İktidarın cinsel istismar ile çocuk ve kadın cinayetleri gibi konularda aynı söylem etrafında dönüp durmasındaki ısrarını, “büyük bir vakit ve enerji kaybı” sözleriyle yorumlayan feminist aktivist Hilal Esmer de, bu vakit kaybının aynı zamanda şiddet vakalarının ve cinayetlerin önünü açtığını söyledi. Esmer, iktidarın hazırlamış olduğu, “Çocuk Koruma Hizmetlerinde Koordinasyon Strateji Belgesi”nin mevcut olduğunu ve bu belgede “erken uyarı sistemi, koruyucu ve destekleyici çalışmalar, kurumlar arası işbirliği ve koordinasyon” gibi pek çok konunun ayrıntılı şekilde yazılmasına rağmen belgenin uygulamaya geçirilmediğini dile getirdi. Devletin imzaladığı Kadına Karşı Her Türlü Ayrımcılığın Yok Edilmesi Sözleşmesi (CEDAW) ve İstanbul Sözleşmesi gibi uluslararası sözleşmeler ve bu sözleşmelerle verdiği taahhütlerin varlığına da dikkat çeken Esmer,  iktidarın konunun asıl muhataplarını dikkate almadığını belirterek, "Halbuki feminist ve çocuk hakları hareketinin yılların birikimiyle oluşturduğu kıymetli tespitler, öneriler ve yol haritaları var.

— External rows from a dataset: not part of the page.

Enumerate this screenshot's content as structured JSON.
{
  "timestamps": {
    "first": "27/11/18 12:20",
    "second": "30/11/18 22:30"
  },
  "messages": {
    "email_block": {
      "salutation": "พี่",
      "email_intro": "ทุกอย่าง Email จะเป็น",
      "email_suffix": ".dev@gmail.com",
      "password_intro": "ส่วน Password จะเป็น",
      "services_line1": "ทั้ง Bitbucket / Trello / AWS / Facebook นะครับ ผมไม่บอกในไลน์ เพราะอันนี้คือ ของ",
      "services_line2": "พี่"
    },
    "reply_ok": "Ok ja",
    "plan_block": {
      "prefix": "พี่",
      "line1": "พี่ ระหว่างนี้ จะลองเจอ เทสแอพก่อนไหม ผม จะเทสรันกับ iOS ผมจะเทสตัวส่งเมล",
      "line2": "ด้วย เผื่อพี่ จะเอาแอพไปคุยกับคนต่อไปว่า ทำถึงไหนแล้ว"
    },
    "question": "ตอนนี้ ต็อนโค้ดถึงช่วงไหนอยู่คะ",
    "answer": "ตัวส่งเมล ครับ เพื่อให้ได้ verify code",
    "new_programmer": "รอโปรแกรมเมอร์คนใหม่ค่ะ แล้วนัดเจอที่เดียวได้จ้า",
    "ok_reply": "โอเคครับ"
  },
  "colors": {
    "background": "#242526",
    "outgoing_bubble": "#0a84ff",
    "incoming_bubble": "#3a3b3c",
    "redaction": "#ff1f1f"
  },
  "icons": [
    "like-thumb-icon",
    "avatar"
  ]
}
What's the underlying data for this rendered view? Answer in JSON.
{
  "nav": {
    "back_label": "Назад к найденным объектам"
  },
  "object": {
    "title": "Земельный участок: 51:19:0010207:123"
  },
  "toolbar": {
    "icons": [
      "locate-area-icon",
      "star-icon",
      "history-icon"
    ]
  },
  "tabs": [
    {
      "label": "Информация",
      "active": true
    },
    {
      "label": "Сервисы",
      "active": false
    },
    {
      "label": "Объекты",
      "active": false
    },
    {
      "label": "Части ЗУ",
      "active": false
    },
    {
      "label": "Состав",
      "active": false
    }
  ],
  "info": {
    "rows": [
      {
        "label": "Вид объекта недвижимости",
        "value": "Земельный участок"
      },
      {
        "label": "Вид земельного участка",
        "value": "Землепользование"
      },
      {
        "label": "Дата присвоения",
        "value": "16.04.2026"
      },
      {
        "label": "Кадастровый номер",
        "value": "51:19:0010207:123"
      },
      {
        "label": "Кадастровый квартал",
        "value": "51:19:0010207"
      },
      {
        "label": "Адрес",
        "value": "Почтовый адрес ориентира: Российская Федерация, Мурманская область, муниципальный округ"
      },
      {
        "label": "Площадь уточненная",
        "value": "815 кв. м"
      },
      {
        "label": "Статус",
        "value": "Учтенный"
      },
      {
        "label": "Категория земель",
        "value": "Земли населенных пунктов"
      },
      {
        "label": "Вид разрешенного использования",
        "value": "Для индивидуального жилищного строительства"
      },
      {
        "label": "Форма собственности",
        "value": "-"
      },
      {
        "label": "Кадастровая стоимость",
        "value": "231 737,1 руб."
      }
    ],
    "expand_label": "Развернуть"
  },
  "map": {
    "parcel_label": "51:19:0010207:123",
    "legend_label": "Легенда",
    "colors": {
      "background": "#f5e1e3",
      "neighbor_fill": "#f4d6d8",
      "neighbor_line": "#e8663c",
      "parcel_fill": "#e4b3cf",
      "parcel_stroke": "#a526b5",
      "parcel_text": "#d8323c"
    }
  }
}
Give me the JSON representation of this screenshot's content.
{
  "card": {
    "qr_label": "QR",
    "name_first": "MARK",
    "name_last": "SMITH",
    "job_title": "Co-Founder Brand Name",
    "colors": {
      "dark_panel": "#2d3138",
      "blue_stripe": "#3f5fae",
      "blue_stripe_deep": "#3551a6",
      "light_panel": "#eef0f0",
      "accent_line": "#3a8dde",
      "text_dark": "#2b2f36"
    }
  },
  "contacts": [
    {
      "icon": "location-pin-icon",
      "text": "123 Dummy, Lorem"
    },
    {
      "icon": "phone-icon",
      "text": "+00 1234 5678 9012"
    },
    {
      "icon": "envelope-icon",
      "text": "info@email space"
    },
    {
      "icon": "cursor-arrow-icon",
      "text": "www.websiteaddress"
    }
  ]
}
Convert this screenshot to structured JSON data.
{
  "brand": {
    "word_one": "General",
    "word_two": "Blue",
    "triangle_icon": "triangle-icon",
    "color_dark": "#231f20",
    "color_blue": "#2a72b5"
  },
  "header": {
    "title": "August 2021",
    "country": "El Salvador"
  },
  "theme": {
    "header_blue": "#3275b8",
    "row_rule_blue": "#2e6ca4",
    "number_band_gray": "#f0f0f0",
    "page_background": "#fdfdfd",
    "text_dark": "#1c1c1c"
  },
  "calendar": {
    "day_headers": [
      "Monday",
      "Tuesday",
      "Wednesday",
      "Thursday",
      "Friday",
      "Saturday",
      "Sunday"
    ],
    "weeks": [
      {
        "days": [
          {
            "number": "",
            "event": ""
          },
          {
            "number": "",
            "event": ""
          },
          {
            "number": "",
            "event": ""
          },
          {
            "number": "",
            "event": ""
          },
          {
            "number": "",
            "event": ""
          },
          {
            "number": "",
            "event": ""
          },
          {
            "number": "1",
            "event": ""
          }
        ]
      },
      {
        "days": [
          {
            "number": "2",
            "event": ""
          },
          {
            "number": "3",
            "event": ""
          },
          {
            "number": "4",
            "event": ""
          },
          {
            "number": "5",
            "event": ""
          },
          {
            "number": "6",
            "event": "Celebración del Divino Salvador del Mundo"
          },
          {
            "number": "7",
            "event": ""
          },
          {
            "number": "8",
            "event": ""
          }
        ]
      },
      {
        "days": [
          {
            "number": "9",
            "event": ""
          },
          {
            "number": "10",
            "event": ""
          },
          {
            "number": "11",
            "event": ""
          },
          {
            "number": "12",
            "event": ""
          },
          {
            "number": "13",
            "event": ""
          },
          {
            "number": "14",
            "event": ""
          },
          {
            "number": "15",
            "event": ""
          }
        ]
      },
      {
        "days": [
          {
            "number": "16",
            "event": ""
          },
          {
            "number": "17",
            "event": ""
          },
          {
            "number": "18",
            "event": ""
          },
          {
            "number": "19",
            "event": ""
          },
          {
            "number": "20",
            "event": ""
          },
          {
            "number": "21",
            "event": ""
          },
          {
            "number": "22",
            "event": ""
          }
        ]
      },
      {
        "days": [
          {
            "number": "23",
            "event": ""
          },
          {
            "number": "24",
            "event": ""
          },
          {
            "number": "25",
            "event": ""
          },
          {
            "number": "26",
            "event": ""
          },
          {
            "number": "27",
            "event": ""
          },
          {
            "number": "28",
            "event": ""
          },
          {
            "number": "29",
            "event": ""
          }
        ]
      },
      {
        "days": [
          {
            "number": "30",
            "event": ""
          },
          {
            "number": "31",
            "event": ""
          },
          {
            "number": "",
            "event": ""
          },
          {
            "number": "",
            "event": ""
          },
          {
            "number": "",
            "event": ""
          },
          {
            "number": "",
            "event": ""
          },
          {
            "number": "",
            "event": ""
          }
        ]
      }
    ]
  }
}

Eminiz iktidarın kendi kadroları içinde de bu çalışmaları layığıyla yürütecek kişiler vardır. Toplumun tümünü, en çok da çocukların yaşamını ilgilendiren cinsel istismar gibi bir konuda sivil toplumla işbirliği yapmak, ortak akılla hareket etmek, birlikte mücadele etmek oldukça önemli. Bu birliktelik hızlı ve etkili şekilde yol almamızı sağlayacak. Ancak hala, toplumda infial yaratan hemen her olayın ardından, hükümet kanadından aynı vasat söylemleri duyuyoruz. İktidarın şu anki yaklaşımını da elbette iyi niyetli ya da sonuç alma açısından olumlu görmüyoruz” ifadelerini kullandı. 
 
TOPLUMA ÇAĞRI
 
“Değişim benimle başlar” sloganıyla konuya ilişkin toplumun tüm bileşenlerine çağrıda bulunan Esmer, hak temelli yaklaşımla ayrımcılık ve şiddet üretmeyen dil ve davranışları benimsemek gerektiğine vurgu yaptı. Esmer,  sözlerini şöyle sürdürdü: “Ailede, sosyal çevremizde, toplumda öğrendiğimiz iletişim biçimini unutup yeniden öğrenelim. Toplum ve yasalar biz dönüştükçe dönüşecek. Biz kendimizi sorgulamadıkça dilimizi, algımızı ve davranışlarımızı dönüştürmedikçe, yasalar ne olursa olsun olumlu sonuçlarını pratik edemeyeceğiz. Tıpkı şu anda edemediğimiz gibi. Cinsel istismar ve cinsel şiddetle ilgili algımızı, yanlış inanışlarımızı gözden geçirelim. Şiddet türleri ile aralarında hiyerarşi kurmadan mücadele edelim. Şiddet davranışlarının her türünün karşısında olalım, ses çıkaralım, tepki verelim. Ancak bu tepkiyi verirken sorumlu davranalım; şiddetin, yanlış inanışların yeniden üretilmesine, linçe ve kısasa kısas anlayışına bir de biz katkıda bulunmayalım. Yetkililerden ise alanda çalışan aktivistlere, sivil toplum örgütlerine ve meslek odalarına kulak vermelerini ve ivedilikle ‘Çocuk Koruma Sistemi’nin hayata geçirmelerini talep ediyoruz.”